As Dr Hall stood again and closed the cupboard doors, Sally's curiosity got the better of her.

"If I might ask, doctor.." she began, waiting for the return of his curious gaze and his nod of assent before continuing. "You called him, 'Our Thomas'. Have you known him long?"

Robin answered as he steered Sally into the operating room. More supplies needed inventorying and two sets of hands would cut through the work in half the time. "Thomas arrived here about four months ago" he said, sorting through the various bottles of herbs and unguents festooned across the operating table.

"He's only a young man, as you could probably tell by looking at him. Barely nineteen years old, and half way across the world from home fighting a war between countries that aren't his. He was in here wounded not three days after his arrival, and was transferred, after that, from the platoon he came here with to the home guard."

"Home guard?" Sally asked, sorting the vials Dr Hall passed to her into alphabetical order based on the labels affixed to their sides.

"Hm? Oh yes. The garrison based permanently at this encampment" Robin clarified, squinting at one vial in particular before handing it off to his curious assistant and taking up another. "Because we're quite the sizeable outpost, we need a standing guard in case we're discovered. So far we've been lucky. Two raids in almost a year is not bad going."

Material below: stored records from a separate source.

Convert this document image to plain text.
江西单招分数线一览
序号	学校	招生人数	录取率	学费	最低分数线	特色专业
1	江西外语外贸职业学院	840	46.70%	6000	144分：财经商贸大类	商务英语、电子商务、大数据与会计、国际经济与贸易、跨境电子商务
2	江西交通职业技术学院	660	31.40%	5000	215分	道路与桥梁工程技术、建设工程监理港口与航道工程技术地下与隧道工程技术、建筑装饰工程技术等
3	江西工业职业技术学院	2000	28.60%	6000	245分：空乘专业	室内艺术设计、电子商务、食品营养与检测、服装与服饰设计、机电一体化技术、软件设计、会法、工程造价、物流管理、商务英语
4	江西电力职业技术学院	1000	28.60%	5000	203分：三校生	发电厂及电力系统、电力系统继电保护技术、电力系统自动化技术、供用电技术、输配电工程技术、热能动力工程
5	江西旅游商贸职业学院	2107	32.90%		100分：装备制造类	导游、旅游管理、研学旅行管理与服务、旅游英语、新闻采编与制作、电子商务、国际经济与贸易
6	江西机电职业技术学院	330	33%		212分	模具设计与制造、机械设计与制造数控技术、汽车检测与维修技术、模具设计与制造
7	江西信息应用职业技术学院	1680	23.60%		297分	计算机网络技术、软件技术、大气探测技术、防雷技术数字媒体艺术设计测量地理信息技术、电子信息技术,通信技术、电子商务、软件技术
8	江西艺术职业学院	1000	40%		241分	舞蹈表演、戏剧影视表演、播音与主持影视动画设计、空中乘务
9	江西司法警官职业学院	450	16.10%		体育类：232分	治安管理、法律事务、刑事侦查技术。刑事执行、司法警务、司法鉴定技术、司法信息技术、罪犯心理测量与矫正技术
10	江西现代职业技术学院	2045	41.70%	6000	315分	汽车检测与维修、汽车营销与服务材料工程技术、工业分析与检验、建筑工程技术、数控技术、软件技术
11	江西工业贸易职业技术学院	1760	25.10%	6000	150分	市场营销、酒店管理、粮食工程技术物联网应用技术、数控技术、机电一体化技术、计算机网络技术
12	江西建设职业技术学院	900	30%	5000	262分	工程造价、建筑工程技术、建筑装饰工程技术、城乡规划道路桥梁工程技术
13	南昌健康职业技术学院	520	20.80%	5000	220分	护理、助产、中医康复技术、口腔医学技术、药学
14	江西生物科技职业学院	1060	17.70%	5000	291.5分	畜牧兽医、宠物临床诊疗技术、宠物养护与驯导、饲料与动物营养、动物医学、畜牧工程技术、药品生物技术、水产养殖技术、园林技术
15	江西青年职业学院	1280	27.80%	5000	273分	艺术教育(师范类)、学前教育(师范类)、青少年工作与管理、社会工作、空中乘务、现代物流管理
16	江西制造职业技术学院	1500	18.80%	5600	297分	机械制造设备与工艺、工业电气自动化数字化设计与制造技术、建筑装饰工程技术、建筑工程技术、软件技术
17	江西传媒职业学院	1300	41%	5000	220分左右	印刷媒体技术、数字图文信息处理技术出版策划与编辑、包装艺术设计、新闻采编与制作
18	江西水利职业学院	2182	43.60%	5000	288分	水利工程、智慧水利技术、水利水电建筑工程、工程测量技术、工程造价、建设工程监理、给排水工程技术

"Not bad at all" Sally had to agree, frowning faintly in thought. Something Dr Hall had said of Thomas caught in her mind as she packed the bottles she had sorted into their stand ready to be transferred into the cupboards lining the far wall.

"Is it rude of me to be curious over how Thomas came to be injured when he first arrived?" she asked. "I only ask because you mentioned raids and-" falling silent when Robin gave an amused chuckle and passed her another set of vials to sort, taking those she had packed neatly away and setting them in their appropriate place in the cupboard. When he'd arrived he had removed the front panel of each of the cupboard doors, allowing him to reach within quickly in an emergency without having to pull open doors and search when time was against him. The frames remained in place for sturdiness more than anything, and formed a handy barrier which stopped haste-quickened fingers from tipping entire rows of vials onto the floor.

"He'd fallen off his horse" he explained, returning to the table once he was happy with the first stand's placement. "Came in covered in cuts and with a badly bruised hip. He was lucky he didn't break anything honestly. We, Ms Taymar and I, feared he had done, for he couldn't walk right for a good four days after the accident."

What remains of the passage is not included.